2012年12月25日 星期二

汪精卫和平运动始末(中)


  37年前的局势,是汪在前蒋在后,力压全国主战派,同时他们也在等待日本的主和派压倒主战派,那就是他们胜利的一天。不过主和在中国难,在日本同样很难。军部高唱战争大调,是“民族英雄”,日本政府则整一个像是日奸团体,人人喊打,谁也想不到日后的结果是“民族英雄”葬送了国家,日奸团体中的不少人还不幸做了陪葬。1935年时广田弘毅还许诺“不威胁,不侵略”,到1936年的“二二六”事变,少壮派军人干脆把日奸大臣们杀了个清清溜溜,这时候再指望日本政府能镇住军部,希望极其渺茫。中国这边,主和派一样陷入过街老鼠的境地。1935年11月,在国民党中央全会后合影时,爱国军人孙凤鸣高呼“打倒卖国贼”,对着汪精卫连开了三枪(本来可能是想打蒋介石的,但蒋介石见现场秩序混乱,缩着没敢出来)。汪精卫当时以为自己必死无疑,对蒋介石说:“蒋先生,你今天大概明白了吧。我死以后,要你单独负责了。”这三枪倒未能当场取下汪精卫的性命,但其中一颗子弹无法取出,使汪精卫的身体每况愈下,九年后便一命呜呼。之后外交部副部长唐有壬也遭暗杀,主和派势力顿时锐减。
  汪精卫出国养伤之后,蒋介石不得不“单独负责”,却又实在负不起这“卖国”之责。后来又冒出个西安事变,又是张学良这傻×出来捣乱,在各种压力之下,蒋的政策便也渐渐从主和转为主战,最终将战火从华北引到上海,开启了中日之间的全面战争。

  君为其易,我为其难

  蒋介石要战,但他明白不能按一般的方式和日本作战,否则只会是如汪精卫所言,越打则中国越倒霉。蒋介石对当时的局势也有很清醒的认识,提出日本对中国,“只能蚕食,不能鲸吞”,鲸吞的话一口吞不下去,最终将演变成日本所不乐见的消耗战,日本想要抽身而出,就只有把吃进去的再吐出来,因此蒋介石决心拉日本打全面战争,如果能把欧美列强都拉下水,那中国就有救了。在这种思想的指导下,便有了1937年后的全面抗战。

  不过这个计划有几个问题。第一是低估了日本的决心,军部图的就是一个脸面,至于真实的国家利益,并不是这些疯子们首要考虑的问题(事实上,不断发动对外战争并取得胜利正是他们得以压服日本政府的重要手段)。

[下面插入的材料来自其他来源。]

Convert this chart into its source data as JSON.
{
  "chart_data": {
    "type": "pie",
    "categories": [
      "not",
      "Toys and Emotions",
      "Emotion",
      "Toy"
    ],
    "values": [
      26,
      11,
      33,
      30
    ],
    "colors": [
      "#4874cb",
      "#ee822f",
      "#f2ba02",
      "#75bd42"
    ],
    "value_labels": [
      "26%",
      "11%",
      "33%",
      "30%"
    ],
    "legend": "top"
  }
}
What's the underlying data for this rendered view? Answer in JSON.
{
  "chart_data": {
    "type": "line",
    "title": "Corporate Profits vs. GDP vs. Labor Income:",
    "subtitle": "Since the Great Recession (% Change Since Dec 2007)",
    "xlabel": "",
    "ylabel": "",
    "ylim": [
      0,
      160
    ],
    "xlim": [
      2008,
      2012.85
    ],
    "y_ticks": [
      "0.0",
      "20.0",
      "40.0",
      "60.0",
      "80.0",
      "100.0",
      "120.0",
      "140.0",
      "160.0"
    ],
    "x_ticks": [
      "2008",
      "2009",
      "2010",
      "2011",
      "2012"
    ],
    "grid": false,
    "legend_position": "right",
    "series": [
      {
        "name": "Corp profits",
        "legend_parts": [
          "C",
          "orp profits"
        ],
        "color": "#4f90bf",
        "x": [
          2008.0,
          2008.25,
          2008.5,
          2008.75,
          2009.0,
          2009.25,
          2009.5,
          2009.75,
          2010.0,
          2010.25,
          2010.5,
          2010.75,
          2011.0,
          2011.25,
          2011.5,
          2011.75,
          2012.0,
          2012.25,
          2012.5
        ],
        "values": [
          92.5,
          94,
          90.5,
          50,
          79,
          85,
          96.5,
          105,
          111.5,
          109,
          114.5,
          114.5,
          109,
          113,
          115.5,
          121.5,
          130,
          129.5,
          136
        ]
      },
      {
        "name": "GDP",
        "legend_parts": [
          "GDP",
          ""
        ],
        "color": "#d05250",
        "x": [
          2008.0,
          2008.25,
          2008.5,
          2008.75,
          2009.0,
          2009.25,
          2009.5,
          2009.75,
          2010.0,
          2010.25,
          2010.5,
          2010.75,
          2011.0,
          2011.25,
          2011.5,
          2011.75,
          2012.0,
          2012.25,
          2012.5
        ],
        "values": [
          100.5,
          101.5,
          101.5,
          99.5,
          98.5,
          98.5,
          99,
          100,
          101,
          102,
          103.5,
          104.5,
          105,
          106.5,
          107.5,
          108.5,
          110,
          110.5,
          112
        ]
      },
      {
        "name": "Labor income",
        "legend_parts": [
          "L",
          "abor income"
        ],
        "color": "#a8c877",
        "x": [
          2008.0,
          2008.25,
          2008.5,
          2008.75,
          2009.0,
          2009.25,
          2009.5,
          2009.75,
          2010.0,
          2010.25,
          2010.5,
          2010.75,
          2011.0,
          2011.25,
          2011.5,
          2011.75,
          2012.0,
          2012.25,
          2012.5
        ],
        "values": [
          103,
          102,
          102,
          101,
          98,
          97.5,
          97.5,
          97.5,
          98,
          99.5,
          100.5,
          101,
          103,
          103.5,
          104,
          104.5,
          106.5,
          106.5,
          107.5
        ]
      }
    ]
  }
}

别说是消耗战了,就连美国他都敢打,小日本真发起疯来,鲸吞中国也不是什么大问题;第二欧美列强良心大大的坏,迟迟不肯出手,只有苏联还肯援助一点破烂,实际上也是对中国有非分的企图。国民党每多抵抗一日,苏联便不必担心与日本碰撞,自可高枕无忧,而且蒋介石扛得越久,中国军力越衰弱,经济越崩溃,民心越思变,共产党日后夺权的机会便越大,所以苏联及中共巴不得坐山观虎斗,中国最好打个八十年,整得越破越好。基于这两点,蒋的全面抗战进行得异常艰难,即使后来美国给予援助,中国士兵每月也只能配到四发子弹,平均每个星期刚好开一枪。蒋介石苦闷之下,几次想要自杀,以至于最后都不敢相信日本是真的投降了,要是美国不帮忙,中国还真就被鲸吞完了。从后人的角度来看,这也算是冥冥之中自有天意。日本军部疯成那个地步,招惹到美国是必然的事;假如他们不疯的话,那也不会有什么八年抗战了。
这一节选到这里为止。